Biographies of people buried between 1857 & 1869

Lanag's Victorian Music Hall Disaster (N/A - 1868)



Lang's Victorian Music Hall was located at the corner of Deansgate and Victoria Bridge Street, Manchester. It was opened in the late 1850s by Benjamin Lang and was the first of its kind in Manchester. The building had five storeys above street level and two stories below street level which had access to the River Irwell. Shops were at street level and the Music Hall occupied the top storey. At the time of the disaster the building was owned by Benjamin Lang's son and daughters, (since Benjamin Lang had died in 1864), but the Concert Hall was tenanted by David Richard Davies.

On the night of Friday 30th July 1868, the Music Hall hosted a vocal performance and was filled to its capacity of two thousand people. It was established that somebody shouted "Fire" and everybody rushed to the exits. There was a crush on one of the two staircases, which resulted in 23 deaths and 12 serious injuries. Ten of the victims were buried at Weaste Cemetery, in common graves.
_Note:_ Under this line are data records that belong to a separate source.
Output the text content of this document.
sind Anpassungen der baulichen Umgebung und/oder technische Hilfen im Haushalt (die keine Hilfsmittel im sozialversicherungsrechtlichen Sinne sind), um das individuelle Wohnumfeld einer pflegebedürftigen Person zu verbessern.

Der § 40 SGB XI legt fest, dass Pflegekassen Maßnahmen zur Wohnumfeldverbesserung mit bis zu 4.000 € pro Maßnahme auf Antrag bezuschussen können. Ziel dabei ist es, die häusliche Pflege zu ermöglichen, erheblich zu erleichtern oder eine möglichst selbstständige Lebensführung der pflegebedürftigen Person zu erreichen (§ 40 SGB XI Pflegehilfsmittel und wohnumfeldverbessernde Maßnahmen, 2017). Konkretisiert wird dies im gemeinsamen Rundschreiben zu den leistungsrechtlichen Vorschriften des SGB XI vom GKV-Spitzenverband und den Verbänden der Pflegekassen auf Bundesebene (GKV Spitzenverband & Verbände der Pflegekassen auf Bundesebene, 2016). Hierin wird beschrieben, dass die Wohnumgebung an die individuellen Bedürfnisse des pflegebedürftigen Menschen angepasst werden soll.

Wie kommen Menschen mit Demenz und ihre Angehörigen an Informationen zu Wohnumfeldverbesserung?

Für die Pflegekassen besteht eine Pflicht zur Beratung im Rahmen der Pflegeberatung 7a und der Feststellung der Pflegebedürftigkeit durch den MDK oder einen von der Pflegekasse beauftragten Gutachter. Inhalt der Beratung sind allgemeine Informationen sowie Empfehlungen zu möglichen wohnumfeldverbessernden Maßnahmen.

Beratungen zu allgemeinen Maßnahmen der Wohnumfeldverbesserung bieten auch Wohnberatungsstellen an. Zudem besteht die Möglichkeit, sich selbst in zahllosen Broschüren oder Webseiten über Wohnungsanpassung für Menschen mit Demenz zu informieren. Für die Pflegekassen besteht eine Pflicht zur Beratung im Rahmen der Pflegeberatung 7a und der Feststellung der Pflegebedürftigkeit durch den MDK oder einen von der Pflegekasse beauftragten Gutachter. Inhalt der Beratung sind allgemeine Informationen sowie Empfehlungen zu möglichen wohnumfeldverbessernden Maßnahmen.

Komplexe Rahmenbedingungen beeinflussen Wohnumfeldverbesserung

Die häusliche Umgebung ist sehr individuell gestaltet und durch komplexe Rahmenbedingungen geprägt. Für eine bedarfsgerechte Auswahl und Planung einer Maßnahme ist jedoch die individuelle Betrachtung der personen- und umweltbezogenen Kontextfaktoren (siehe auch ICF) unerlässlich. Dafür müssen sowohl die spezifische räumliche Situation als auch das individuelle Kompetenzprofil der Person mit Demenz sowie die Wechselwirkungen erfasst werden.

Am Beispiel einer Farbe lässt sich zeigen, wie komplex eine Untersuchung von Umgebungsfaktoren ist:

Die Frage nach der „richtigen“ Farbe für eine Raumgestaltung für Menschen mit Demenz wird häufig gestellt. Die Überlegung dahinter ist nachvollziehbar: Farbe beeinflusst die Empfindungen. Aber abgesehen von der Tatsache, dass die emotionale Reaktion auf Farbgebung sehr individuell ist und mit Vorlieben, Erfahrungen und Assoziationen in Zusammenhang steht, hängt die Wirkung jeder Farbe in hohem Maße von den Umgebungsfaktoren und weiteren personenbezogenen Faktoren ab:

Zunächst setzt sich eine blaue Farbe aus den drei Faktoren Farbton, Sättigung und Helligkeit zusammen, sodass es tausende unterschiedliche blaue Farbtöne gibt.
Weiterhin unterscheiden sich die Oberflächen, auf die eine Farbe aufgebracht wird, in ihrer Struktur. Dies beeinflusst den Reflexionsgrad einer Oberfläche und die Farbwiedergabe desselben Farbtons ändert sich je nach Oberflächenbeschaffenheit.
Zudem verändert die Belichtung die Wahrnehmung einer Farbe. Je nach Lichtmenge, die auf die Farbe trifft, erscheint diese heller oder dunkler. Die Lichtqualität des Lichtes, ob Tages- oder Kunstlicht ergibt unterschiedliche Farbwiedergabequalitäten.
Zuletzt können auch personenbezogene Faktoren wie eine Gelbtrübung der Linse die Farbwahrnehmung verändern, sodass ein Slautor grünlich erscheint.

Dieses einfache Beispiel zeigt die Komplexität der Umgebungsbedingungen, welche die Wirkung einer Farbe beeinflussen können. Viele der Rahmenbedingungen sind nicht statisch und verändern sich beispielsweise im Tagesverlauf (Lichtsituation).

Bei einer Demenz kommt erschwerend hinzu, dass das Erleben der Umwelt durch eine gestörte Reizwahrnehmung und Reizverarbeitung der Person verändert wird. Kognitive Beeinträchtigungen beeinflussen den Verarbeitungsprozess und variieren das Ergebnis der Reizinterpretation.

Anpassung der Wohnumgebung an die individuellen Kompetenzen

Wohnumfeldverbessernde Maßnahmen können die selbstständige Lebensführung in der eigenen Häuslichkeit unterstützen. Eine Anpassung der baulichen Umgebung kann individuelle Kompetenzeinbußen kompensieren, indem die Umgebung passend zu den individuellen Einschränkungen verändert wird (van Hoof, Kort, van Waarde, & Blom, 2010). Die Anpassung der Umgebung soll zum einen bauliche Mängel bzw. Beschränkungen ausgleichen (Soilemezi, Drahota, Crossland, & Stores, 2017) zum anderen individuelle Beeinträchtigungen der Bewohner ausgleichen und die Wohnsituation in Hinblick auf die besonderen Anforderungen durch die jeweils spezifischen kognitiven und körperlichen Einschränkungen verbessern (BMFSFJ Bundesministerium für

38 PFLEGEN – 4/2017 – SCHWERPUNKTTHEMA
They were: James Makin, 10 Factory Lane, Salford, (aged 16); Caroline Carlisle, 1 Back Caygill Street, Salford, (aged 11); William Cardwell, 5 Back Ravald Street, Salford, (aged 16), Samuel Poole, Dale Street, Manchester, (aged 20); Charles Keogh, Pump Street, Manchester, (aged 14); Thomas Long, 16 Charlestown Square, Pendleton, (aged 15); William Baxendale, 19 Clayton Street Manchester, (aged 18); John Reynolds, Silk Street, Salford, (aged 15); Elizabeth Strothers, Clayton Street, Salford, (aged 42); and William Ramsden, 70 Broster Street, Salford (aged 16).

An Inquest was held and it was established that shortly after 10 pm, some of the youths who were in the front row of the audience in the pit, in their eagerness to obtain a better view of what was going on upon the stage, stood upon the benches. Several lads overbalanced and fell, and one of them tried to hold on by clutching at a slender gas light pendent. The gas pipe broke and gas escaped. Somebody in the pit shouted "Fire" and there was a rush to the exits. It was also established that one of the Music Hall employees named Heywood had almost immediately stemmed the escaping gas by plugging the pipe. And in fact there was no fire at all. The Inquest also established that one of the staircases had a bend at the bottom, the crush had taken place there, and the deceased died of suffocation.

The Jury returned a verdict of Accidental Death and added that the staircases and handrails were quite insufficient for the egress of such large audiences, and suitable alterations should be made at once. Also that the lighting should be so constructed as to prevent gas from being interfered with. The jury further recommended that power be given by Parliament for the appointment of a qualified officer, employed by the Corporation to inspect theatres, music halls and similar places, and that no license be granted for places of public entertainment unless the means of egress are sufficient for the number of people they profess to accommodate.

Plans to re-develop the site first occurred in 1871, but not completed. After a delay, the Grosvenor Hotel was built in 1875, which lasted until 1970 and demolished in 1971.